The Asha 311 features a redone Series 40 phonebook. Under the new Asha Touch interface it integrates with the Call log and the Dialer and that's more than welcome.
Contacts are displayed with a photo and number and, on top of the actual list, you get the Advanced menu and Add new contact shortcut. Then comes the search field.
The actual contact details are displayed on a completely redesigned screen compared to previous S40 phonebooks. You get a faded contact's picture as a background, with a huge name across and a number below. A few big thumbable icons at the bottom of the screen let you call, text or email the person.
You can add various details to your contacts, like numbers, email address, ringtone or a URL. You can also choose where to save your contacts - the SIM card or the phone memory. Only two sorting options are available - by first or last name. Contacts can be copied, moved or deleted either individually or in bulk.
For the most part, the telephony options on the Asha 311 are pretty straightforward. As we already said, the Contacts, the Call Log and the dialer are integrated like in mature smart platforms. What's missing is smart dialing.
We had no reception problems with the Nokia Asha 311. We tested its loudspeaker and found it loud enough, though not as good as other Asha phones we've tested.
|Speakerphone test||Voice, dB||Ringing ||Overal score|
|Nokia C3-01 Touch and Type||73.9||66.6||77.7||Good|
|Nokia Asha 300||75.1||66.6||75.7||Good|
|Nokia C2-03||74.2||72.4||75.8||Very Good|
The messaging department has everything covered - text messages are organized in threads, there's a chat client with support for multiple services and of course, a feature rich email client with quick setup.
A tap and hold on a Conversation in the default view of the messaging app lets you delete the conversation or call/email the contact in question instead. Creating a message is pretty straightforward. You can add multiple contacts from your phonebook or simply punch in numbers.
For text entry, you can choose between a portrait multitap keypad and a landscape QWERTY keyboard.
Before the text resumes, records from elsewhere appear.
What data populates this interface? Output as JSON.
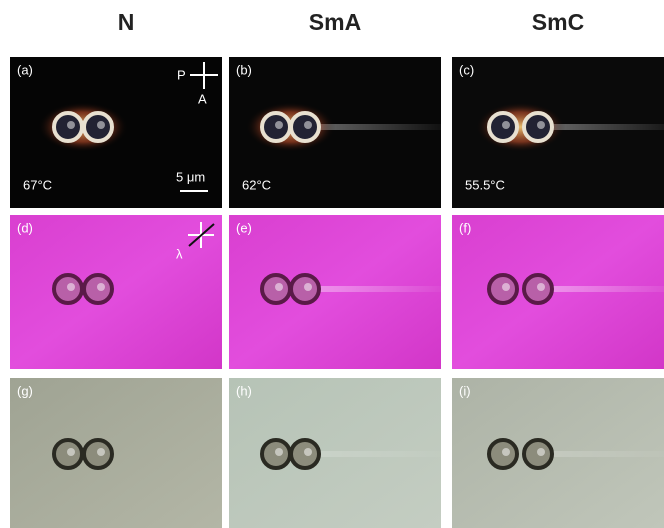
{
  "columns": [
    "N",
    "SmA",
    "SmC"
  ],
  "panels": [
    {
      "label": "(a)",
      "temperature": "67°C"
    },
    {
      "label": "(b)",
      "temperature": "62°C"
    },
    {
      "label": "(c)",
      "temperature": "55.5°C"
    },
    {
      "label": "(d)"
    },
    {
      "label": "(e)"
    },
    {
      "label": "(f)"
    },
    {
      "label": "(g)"
    },
    {
      "label": "(h)"
    },
    {
      "label": "(i)"
    }
  ],
  "annotations": {
    "polarizer": "P",
    "analyzer": "A",
    "scale_bar": "5 μm",
    "wave_plate": "λ"
  }
}
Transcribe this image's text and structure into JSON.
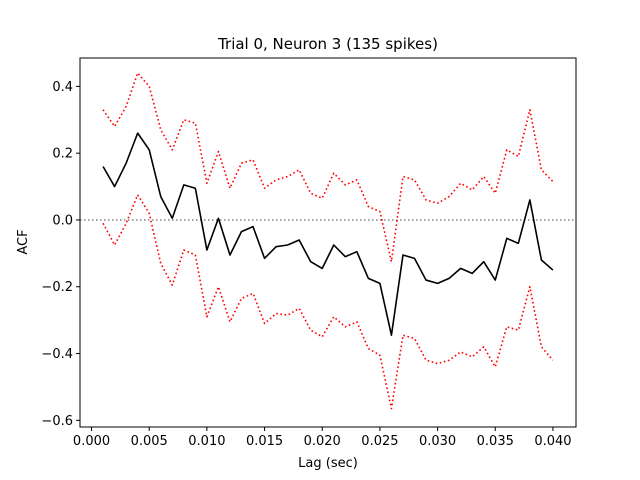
{
  "chart_data": {
    "type": "line",
    "title": "Trial 0, Neuron 3 (135 spikes)",
    "xlabel": "Lag (sec)",
    "ylabel": "ACF",
    "xlim": [
      -0.001,
      0.042
    ],
    "ylim": [
      -0.62,
      0.485
    ],
    "xticks": [
      0.0,
      0.005,
      0.01,
      0.015,
      0.02,
      0.025,
      0.03,
      0.035,
      0.04
    ],
    "xtick_labels": [
      "0.000",
      "0.005",
      "0.010",
      "0.015",
      "0.020",
      "0.025",
      "0.030",
      "0.035",
      "0.040"
    ],
    "yticks": [
      0.4,
      0.2,
      0.0,
      -0.2,
      -0.4,
      -0.6
    ],
    "ytick_labels": [
      "0.4",
      "0.2",
      "0.0",
      "−0.2",
      "−0.4",
      "−0.6"
    ],
    "grid": false,
    "x": [
      0.001,
      0.002,
      0.003,
      0.004,
      0.005,
      0.006,
      0.007,
      0.008,
      0.009,
      0.01,
      0.011,
      0.012,
      0.013,
      0.014,
      0.015,
      0.016,
      0.017,
      0.018,
      0.019,
      0.02,
      0.021,
      0.022,
      0.023,
      0.024,
      0.025,
      0.026,
      0.027,
      0.028,
      0.029,
      0.03,
      0.031,
      0.032,
      0.033,
      0.034,
      0.035,
      0.036,
      0.037,
      0.038,
      0.039,
      0.04
    ],
    "series": [
      {
        "color": "#000000",
        "style": "solid",
        "values": [
          0.16,
          0.1,
          0.17,
          0.26,
          0.21,
          0.07,
          0.005,
          0.105,
          0.095,
          -0.09,
          0.005,
          -0.105,
          -0.035,
          -0.02,
          -0.115,
          -0.08,
          -0.075,
          -0.06,
          -0.125,
          -0.145,
          -0.075,
          -0.11,
          -0.095,
          -0.175,
          -0.19,
          -0.345,
          -0.105,
          -0.115,
          -0.18,
          -0.19,
          -0.175,
          -0.145,
          -0.16,
          -0.125,
          -0.18,
          -0.055,
          -0.07,
          0.06,
          -0.12,
          -0.15
        ]
      },
      {
        "color": "#ff0000",
        "style": "dotted",
        "values": [
          0.33,
          0.28,
          0.34,
          0.44,
          0.4,
          0.27,
          0.21,
          0.3,
          0.29,
          0.11,
          0.205,
          0.095,
          0.17,
          0.18,
          0.095,
          0.12,
          0.13,
          0.15,
          0.08,
          0.065,
          0.14,
          0.105,
          0.12,
          0.04,
          0.025,
          -0.125,
          0.13,
          0.12,
          0.06,
          0.05,
          0.07,
          0.11,
          0.09,
          0.13,
          0.08,
          0.21,
          0.19,
          0.33,
          0.15,
          0.115
        ]
      },
      {
        "color": "#ff0000",
        "style": "dotted",
        "values": [
          -0.01,
          -0.075,
          -0.01,
          0.075,
          0.02,
          -0.13,
          -0.195,
          -0.09,
          -0.105,
          -0.29,
          -0.2,
          -0.305,
          -0.235,
          -0.22,
          -0.31,
          -0.28,
          -0.285,
          -0.265,
          -0.33,
          -0.35,
          -0.29,
          -0.32,
          -0.305,
          -0.385,
          -0.405,
          -0.565,
          -0.345,
          -0.355,
          -0.42,
          -0.43,
          -0.42,
          -0.395,
          -0.41,
          -0.38,
          -0.44,
          -0.32,
          -0.33,
          -0.2,
          -0.38,
          -0.42
        ]
      }
    ],
    "reference_line": {
      "y": 0.0,
      "color": "#808080",
      "style": "dotted"
    }
  }
}
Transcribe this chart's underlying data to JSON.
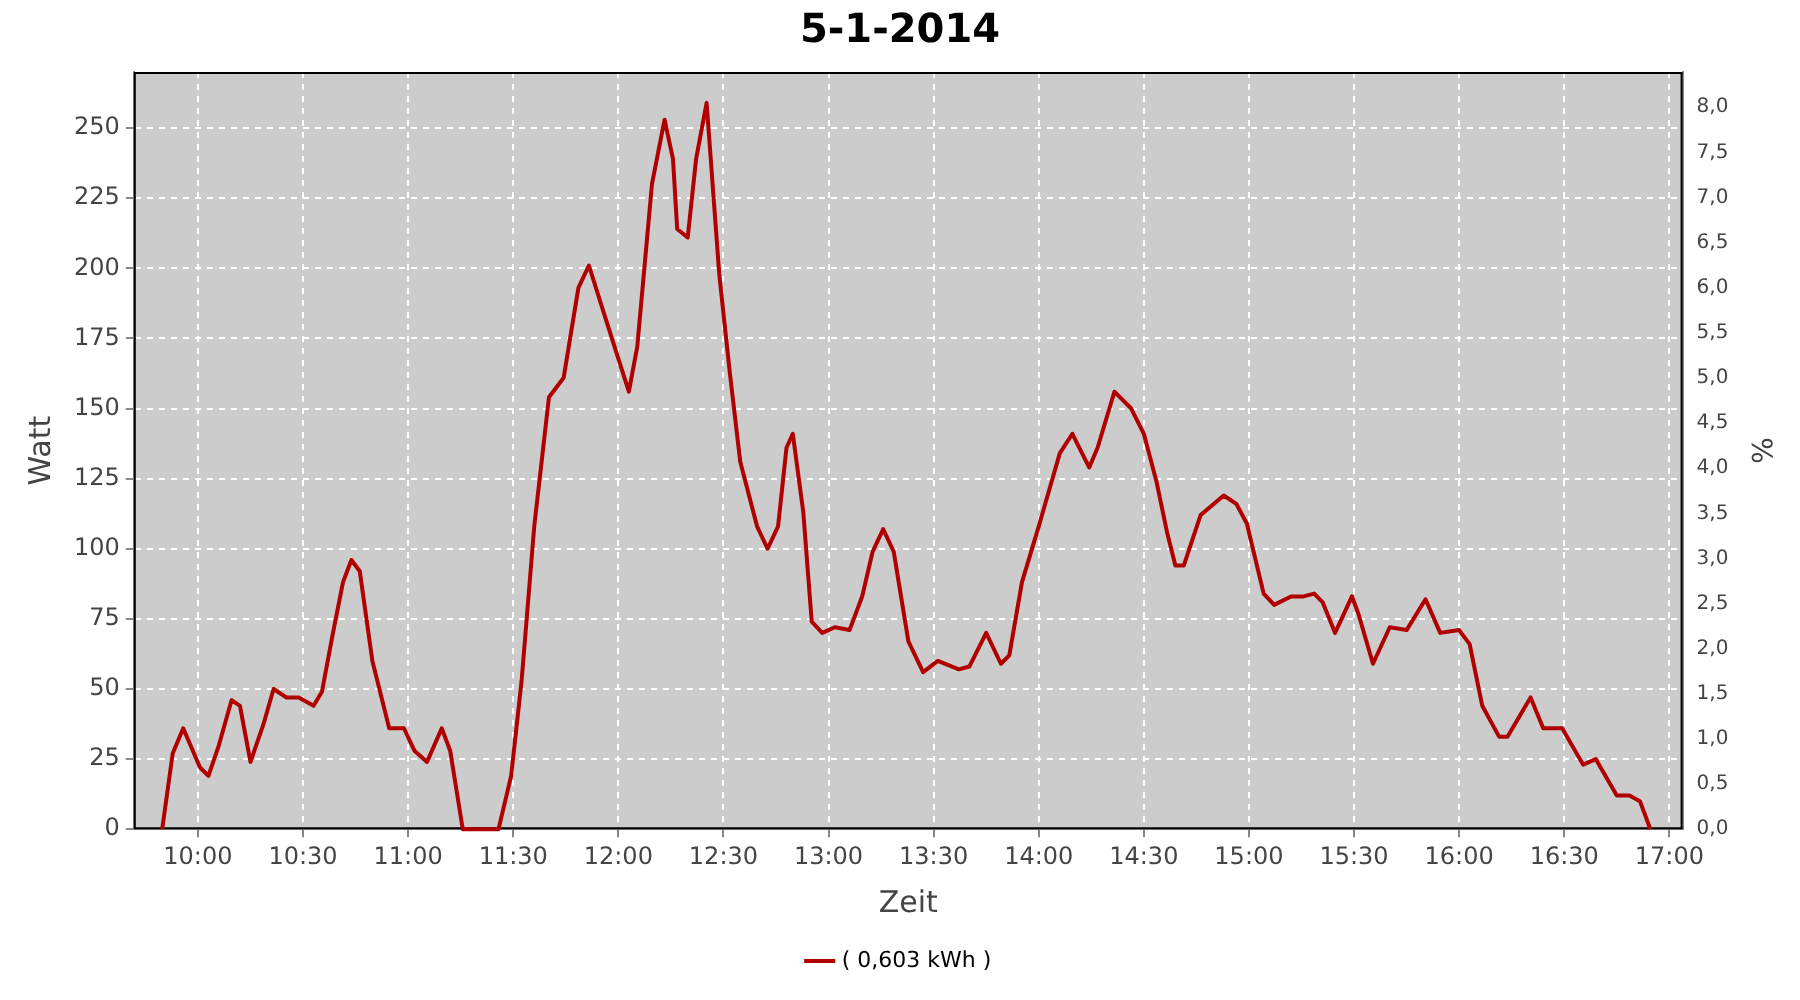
{
  "chart_data": {
    "type": "line",
    "title": "5-1-2014",
    "xlabel": "Zeit",
    "ylabel": "Watt",
    "y2label": "%",
    "xlim": [
      9.695,
      17.063
    ],
    "xticks": [
      {
        "value": 10,
        "label": "10:00"
      },
      {
        "value": 10.5,
        "label": "10:30"
      },
      {
        "value": 11,
        "label": "11:00"
      },
      {
        "value": 11.5,
        "label": "11:30"
      },
      {
        "value": 12,
        "label": "12:00"
      },
      {
        "value": 12.5,
        "label": "12:30"
      },
      {
        "value": 13,
        "label": "13:00"
      },
      {
        "value": 13.5,
        "label": "13:30"
      },
      {
        "value": 14,
        "label": "14:00"
      },
      {
        "value": 14.5,
        "label": "14:30"
      },
      {
        "value": 15,
        "label": "15:00"
      },
      {
        "value": 15.5,
        "label": "15:30"
      },
      {
        "value": 16,
        "label": "16:00"
      },
      {
        "value": 16.5,
        "label": "16:30"
      },
      {
        "value": 17,
        "label": "17:00"
      }
    ],
    "ylim": [
      0,
      270
    ],
    "yticks": [
      0,
      25,
      50,
      75,
      100,
      125,
      150,
      175,
      200,
      225,
      250
    ],
    "y2lim": [
      0,
      8.39
    ],
    "y2ticks": [
      {
        "value": 0,
        "label": "0,0"
      },
      {
        "value": 0.5,
        "label": "0,5"
      },
      {
        "value": 1,
        "label": "1,0"
      },
      {
        "value": 1.5,
        "label": "1,5"
      },
      {
        "value": 2,
        "label": "2,0"
      },
      {
        "value": 2.5,
        "label": "2,5"
      },
      {
        "value": 3,
        "label": "3,0"
      },
      {
        "value": 3.5,
        "label": "3,5"
      },
      {
        "value": 4,
        "label": "4,0"
      },
      {
        "value": 4.5,
        "label": "4,5"
      },
      {
        "value": 5,
        "label": "5,0"
      },
      {
        "value": 5.5,
        "label": "5,5"
      },
      {
        "value": 6,
        "label": "6,0"
      },
      {
        "value": 6.5,
        "label": "6,5"
      },
      {
        "value": 7,
        "label": "7,0"
      },
      {
        "value": 7.5,
        "label": "7,5"
      },
      {
        "value": 8,
        "label": "8,0"
      }
    ],
    "grid": true,
    "legend": "bottom",
    "marker": "none",
    "line_style": "solid",
    "series": [
      {
        "name": "( 0,603 kWh )",
        "color": "#b00000",
        "x": [
          9.83,
          9.88,
          9.93,
          10.01,
          10.05,
          10.1,
          10.16,
          10.2,
          10.25,
          10.31,
          10.36,
          10.42,
          10.48,
          10.55,
          10.59,
          10.64,
          10.69,
          10.73,
          10.77,
          10.83,
          10.91,
          10.98,
          11.03,
          11.09,
          11.16,
          11.2,
          11.26,
          11.34,
          11.43,
          11.49,
          11.54,
          11.6,
          11.67,
          11.74,
          11.81,
          11.86,
          11.94,
          12.05,
          12.09,
          12.16,
          12.22,
          12.26,
          12.28,
          12.33,
          12.37,
          12.42,
          12.48,
          12.53,
          12.58,
          12.66,
          12.71,
          12.76,
          12.8,
          12.83,
          12.88,
          12.92,
          12.97,
          13.03,
          13.1,
          13.16,
          13.21,
          13.26,
          13.31,
          13.38,
          13.45,
          13.52,
          13.62,
          13.67,
          13.75,
          13.82,
          13.86,
          13.92,
          14,
          14.1,
          14.16,
          14.24,
          14.28,
          14.36,
          14.44,
          14.5,
          14.56,
          14.61,
          14.65,
          14.69,
          14.77,
          14.88,
          14.94,
          14.99,
          15.07,
          15.12,
          15.2,
          15.26,
          15.31,
          15.35,
          15.41,
          15.49,
          15.52,
          15.59,
          15.67,
          15.75,
          15.84,
          15.91,
          16,
          16.05,
          16.11,
          16.19,
          16.23,
          16.34,
          16.4,
          16.49,
          16.59,
          16.65,
          16.75,
          16.81,
          16.86,
          16.91
        ],
        "values": [
          0,
          27,
          36,
          22,
          19,
          30,
          46,
          44,
          24,
          37,
          50,
          47,
          47,
          44,
          49,
          69,
          88,
          96,
          92,
          60,
          36,
          36,
          28,
          24,
          36,
          28,
          0,
          0,
          0,
          19,
          53,
          108,
          154,
          161,
          193,
          201,
          182,
          156,
          172,
          230,
          253,
          239,
          214,
          211,
          239,
          259,
          198,
          163,
          131,
          108,
          100,
          108,
          136,
          141,
          113,
          74,
          70,
          72,
          71,
          83,
          99,
          107,
          99,
          67,
          56,
          60,
          57,
          58,
          70,
          59,
          62,
          88,
          108,
          134,
          141,
          129,
          136,
          156,
          150,
          141,
          124,
          106,
          94,
          94,
          112,
          119,
          116,
          109,
          84,
          80,
          83,
          83,
          84,
          81,
          70,
          83,
          77,
          59,
          72,
          71,
          82,
          70,
          71,
          66,
          44,
          33,
          33,
          47,
          36,
          36,
          23,
          25,
          12,
          12,
          10,
          0
        ]
      }
    ]
  }
}
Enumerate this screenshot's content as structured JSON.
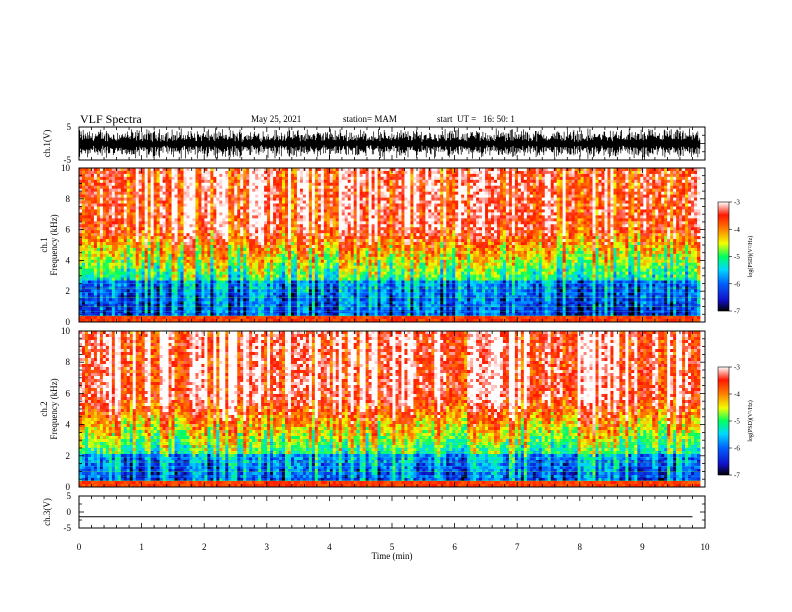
{
  "header": {
    "title": "VLF Spectra",
    "date": "May 25, 2021",
    "station": "station= MAM",
    "start": "start  UT =   16: 50: 1"
  },
  "chart_data": [
    {
      "type": "line",
      "panel": "ch1_waveform",
      "ylabel": "ch.1(V)",
      "ylim": [
        -5,
        5
      ],
      "yticks": [
        "5",
        "-5"
      ],
      "xlim": [
        0,
        10
      ]
    },
    {
      "type": "heatmap",
      "panel": "ch1_spectrogram",
      "ylabel_line1": "ch.1",
      "ylabel_line2": "Frequency (kHz)",
      "ylim": [
        0,
        10
      ],
      "yticks": [
        "0",
        "2",
        "4",
        "6",
        "8",
        "10"
      ],
      "xlim": [
        0,
        10
      ],
      "colorbar": {
        "label": "log(PSD)(V²/Hz)",
        "range": [
          -7,
          -3
        ],
        "ticks": [
          "-3",
          "-4",
          "-5",
          "-6",
          "-7"
        ],
        "colormap": [
          "#000000",
          "#1010c8",
          "#0060ff",
          "#00d8ff",
          "#00ff60",
          "#f0ff00",
          "#ff8000",
          "#ff1800",
          "#ffffff"
        ]
      }
    },
    {
      "type": "heatmap",
      "panel": "ch2_spectrogram",
      "ylabel_line1": "ch.2",
      "ylabel_line2": "Frequency (kHz)",
      "ylim": [
        0,
        10
      ],
      "yticks": [
        "0",
        "2",
        "4",
        "6",
        "8",
        "10"
      ],
      "xlim": [
        0,
        10
      ],
      "colorbar": {
        "label": "log(PSD)(V²/Hz)",
        "range": [
          -7,
          -3
        ],
        "ticks": [
          "-3",
          "-4",
          "-5",
          "-6",
          "-7"
        ],
        "colormap": [
          "#000000",
          "#1010c8",
          "#0060ff",
          "#00d8ff",
          "#00ff60",
          "#f0ff00",
          "#ff8000",
          "#ff1800",
          "#ffffff"
        ]
      }
    },
    {
      "type": "line",
      "panel": "ch3_waveform",
      "ylabel": "ch.3(V)",
      "ylim": [
        -5,
        5
      ],
      "yticks": [
        "5",
        "0",
        "-5"
      ],
      "series": [
        {
          "values": [
            -1.5,
            -1.5
          ]
        }
      ],
      "x": [
        0,
        9.8
      ],
      "xlim": [
        0,
        10
      ],
      "xticks": [
        "0",
        "1",
        "2",
        "3",
        "4",
        "5",
        "6",
        "7",
        "8",
        "9",
        "10"
      ],
      "xlabel": "Time (min)"
    }
  ]
}
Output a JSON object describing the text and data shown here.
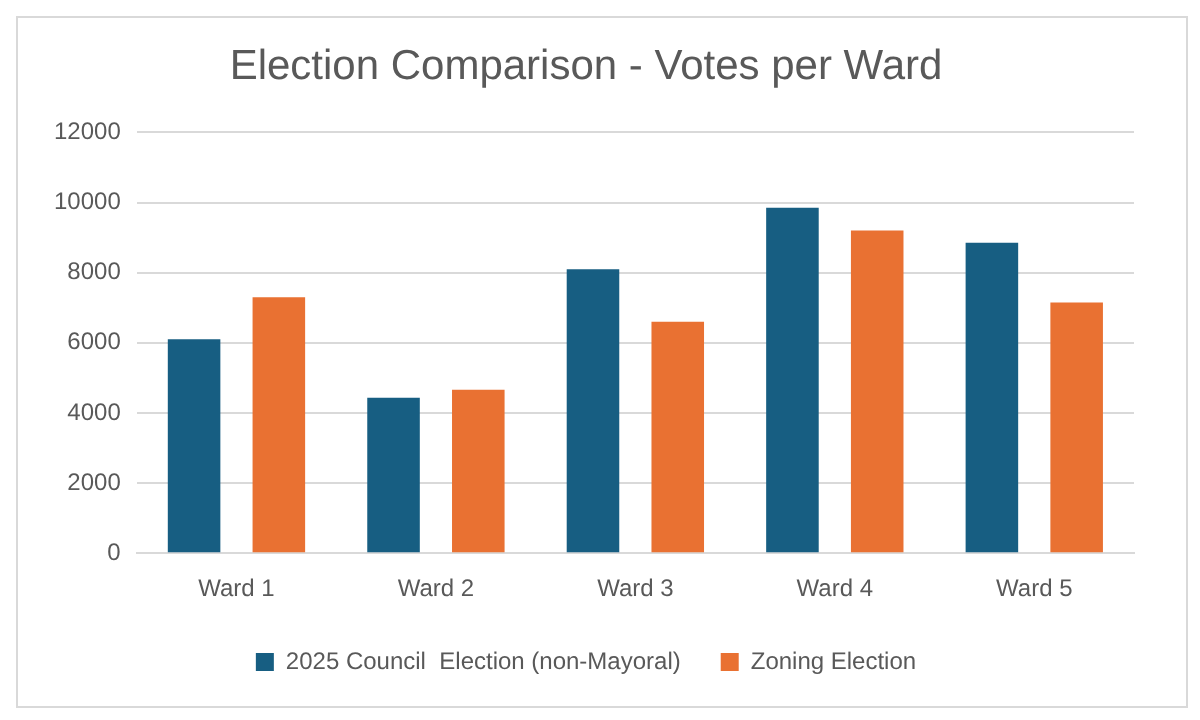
{
  "chart_data": {
    "type": "bar",
    "title": "Election Comparison - Votes per Ward",
    "categories": [
      "Ward 1",
      "Ward 2",
      "Ward 3",
      "Ward 4",
      "Ward 5"
    ],
    "series": [
      {
        "name": "2025 Council  Election (non-Mayoral)",
        "color": "#175e82",
        "values": [
          6100,
          4430,
          8100,
          9850,
          8850
        ]
      },
      {
        "name": "Zoning Election",
        "color": "#e97132",
        "values": [
          7300,
          4660,
          6600,
          9200,
          7150
        ]
      }
    ],
    "ylim": [
      0,
      12000
    ],
    "yticks": [
      0,
      2000,
      4000,
      6000,
      8000,
      10000,
      12000
    ],
    "grid": "y",
    "legend": "bottom"
  }
}
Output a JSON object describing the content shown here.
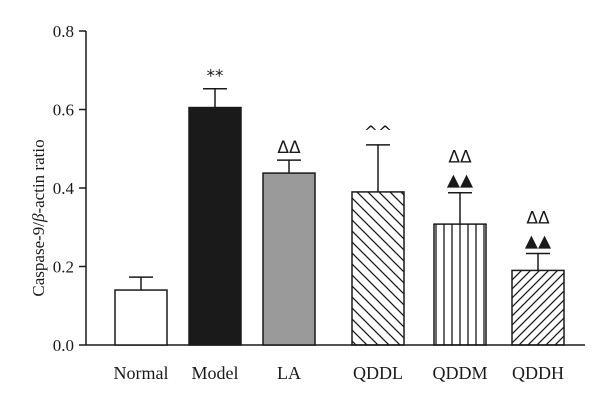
{
  "chart_data": {
    "type": "bar",
    "categories": [
      "Normal",
      "Model",
      "LA",
      "QDDL",
      "QDDM",
      "QDDH"
    ],
    "values": [
      0.14,
      0.605,
      0.438,
      0.39,
      0.308,
      0.19
    ],
    "errors": [
      0.033,
      0.048,
      0.033,
      0.12,
      0.08,
      0.043
    ],
    "fills": [
      "white",
      "black",
      "gray",
      "diagonal-backslash",
      "vertical-lines",
      "diagonal-slash"
    ],
    "annotations": [
      "",
      "**",
      "ΔΔ",
      "^^",
      "ΔΔ\n▲▲",
      "ΔΔ\n▲▲"
    ],
    "ylabel": "Caspase-9/β-actin ratio",
    "xlabel": "",
    "ylim": [
      0,
      0.8
    ],
    "yticks": [
      "0.0",
      "0.2",
      "0.4",
      "0.6",
      "0.8"
    ],
    "colors": {
      "axis": "#1a1a1a",
      "model": "#1a1a1a",
      "la": "#9a9a9a",
      "normal": "#ffffff"
    }
  }
}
You get a character and message counter either way. Unfortunately, there's no text selection or copying.
It's the same QWERTY keyboard we saw in the Asha 305, and were less than impressed with. Although a welcome addition, it's far from comfortable to use. We wouldn't call it a keyboard really - just letters sprinkled on a blank page, no borders between them, nothing to at least remotely resemble keys.
The email client supports various services such as Google, Yahoo, Hotmail, etc. with easy email setup, but you can always manually configure an account too. It works with POP3, SMTP, and IMAP4 protocols and supports SSL.
The default email view is Inbox but Folder view is supported too. Multiple emails can be moved or deleted using the advanced menu in the top left corner. You can switch between accounts from the fourth tab at the bottom of the screen. A tap and hold on an email will allow you to reply, delete, star, forward or mark it as read/unread.
Emails are received in the background and a small * appears on the Mail icon in the app launcher when a new email has arrived.